Разин проводил есаула за шатер. Вернулся. Приподнял сбоку фараганский ковер. На низком резном табурете, как всегда, горели три свечи. На подушках, раскиданных на ковре, под тонким шелковым покрывалом спала княжна. Маленькая, голая до колена нога с крашенными киноварью ногтями высовывалась на ковер, нежные пальцы ноги шевелились во сне… Смуглые руки в браслетах закинуты за голову, бледное лицо повернуто в тень. На щеке тлеет ярко очерченный румянец. Тяжелое, с хрипом, дыхание шевелит в розовом ухе дорогую серьгу с изумрудами, в ноздре изогнутого носа видна зажившая ранка от кольца – украшения. Под тонким шелком, голубовато-бледным, голая фигура вздрагивавшей во сне девушки, явно больной, все же была невыразимо красива. Атаман, опираясь, дернул ковер, вздрогнул весь большой шатер от могучего движения. Складки на лбу атамана разгладились, глаза ласково светили, минуту он глядел, пока не опустилась на грудь седеющими кудрями голова, тогда он мотнул головой, вскинулись концы чалмы, отвернул лицо, вздохнул:

«Не верю крестам… Верил, то перекрестил бы безгласную по-нашему, будто птицу, в гае уловленную сетьми… Жалобит иной раз… Поет тоже, а что поет? Как у птицы, неосмысленно моим умом… Эх, к черту, да!.. Ваську жаль, жаль и ее, чужую… Вот коли вырвешь, что жалобит, то много легше…»

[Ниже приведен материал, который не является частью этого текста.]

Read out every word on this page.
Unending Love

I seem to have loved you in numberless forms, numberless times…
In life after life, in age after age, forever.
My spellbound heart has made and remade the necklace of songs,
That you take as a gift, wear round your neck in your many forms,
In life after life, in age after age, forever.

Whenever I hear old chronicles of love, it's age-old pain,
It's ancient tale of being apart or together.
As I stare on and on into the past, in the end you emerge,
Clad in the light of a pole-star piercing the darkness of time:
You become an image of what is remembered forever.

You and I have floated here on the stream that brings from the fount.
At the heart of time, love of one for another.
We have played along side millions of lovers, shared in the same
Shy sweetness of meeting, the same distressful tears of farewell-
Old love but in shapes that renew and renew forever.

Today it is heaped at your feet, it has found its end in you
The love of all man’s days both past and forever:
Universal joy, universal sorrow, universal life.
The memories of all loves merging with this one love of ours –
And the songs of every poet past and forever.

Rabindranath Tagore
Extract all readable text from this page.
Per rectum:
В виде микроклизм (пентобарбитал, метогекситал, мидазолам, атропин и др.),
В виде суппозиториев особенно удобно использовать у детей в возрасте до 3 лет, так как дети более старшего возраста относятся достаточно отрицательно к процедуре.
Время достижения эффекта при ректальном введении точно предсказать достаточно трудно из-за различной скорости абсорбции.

Не гася огней, не раздеваясь, атаман пал на ковры, звякнув саблей и цепью сверкнув. Шапка с чалмой скатилась с головы. Разин захрапел; иногда, переставая храпеть, словно прислушиваясь, скрипел во сне зубами. За шатром в слободе лаяли собаки, в городе им отвечали более отдаленным лаем. Лай смолк. Высоко в звездном небе слышен неровный, грустный звон – то на раскате перед астраханским собором церковный сторож, он же часовой-досмотрщик, выбивал согласно стрелкам часы.